Atlantico : En remportant haut la main le premier tour sur un programme de rupture, François Fillon semble prendre le flambeau de la révolution conservatrice initiée par Nicolas Sarkozy quelques années plus tôt, en poussant plus loin que l'ancien président. En quoi son succès s'explique-t-il par la synthèse radicale qu'opère l'ancien Premier ministre entre conservatisme et libéralisme ? 

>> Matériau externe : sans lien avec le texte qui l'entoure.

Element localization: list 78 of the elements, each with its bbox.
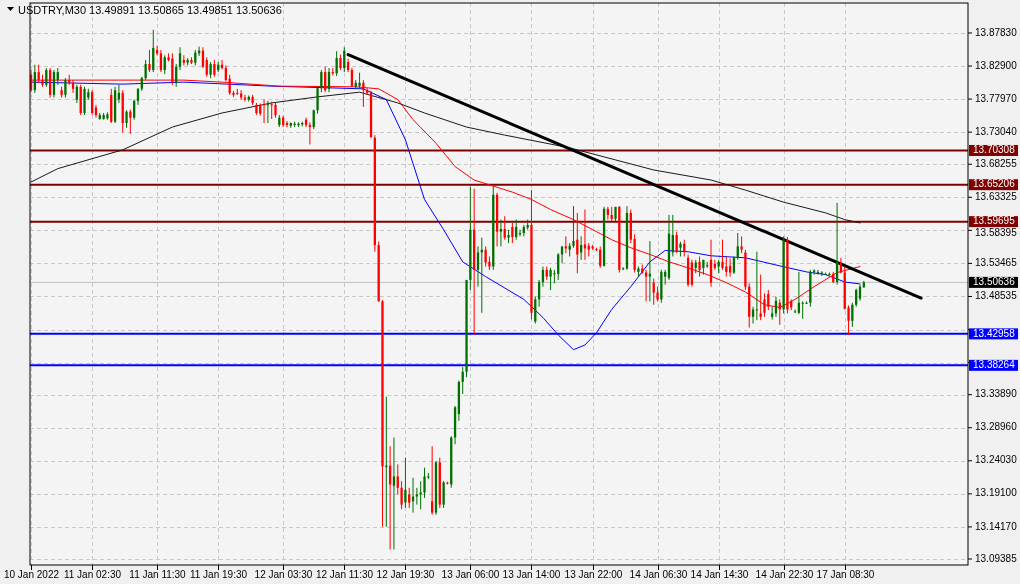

Eric Verhaeghe : Il me semble que le premier facteur de succès tient à la "discrétion" de la campagne de Fillon. Contrairement à Nicolas Sarkozy ou Alain Juppé, Fillon n'a pas été adoubé par les médias subventionnés qui lui ont d'ailleurs accordé peu d'importance et ont beaucoup contribué à la sous-estimation de son résultat final. Rétrospectivement, ce fut une chance pour Fillon, car il est apparu comme le candidat qui n'émane pas du "système". Cette expression n'a pas forcément beaucoup de sens, mais elle dit bien ce qu'elle veut dire. Au fond, la meilleure garantie d'honnêteté et de sincérité est aujourd'hui donnée par la méfiance que vous inspirez aux medias. Ce fut le cas de Fillon et la crédibilité de sa synthèse tient largement à cette étrange caractéristique. Elle emporte en effet une multitude de significations. En particulier, elle est la preuve que le candidat n'est prisonnier ni de l'idéologie européiste, ni de la bienpensance. De ce point de vue, Fillon a marqué des points. Sa relative solitude médiatique a nourri l'image d'un homme honnête, intègre, capable de mettre en pratique son programme, loin de ce populisme snob qui caractérise notre classe politique actuelle. Sa synthèse s'appuie sur cette apparente indépendance, qui l'autorise à la fois à un conservatisme certain sur les questions de société, et à un libéralisme économique qui se traduit par ses propositions sur la dépense publique ou sur la stratégie de réformes administratives et techniques. 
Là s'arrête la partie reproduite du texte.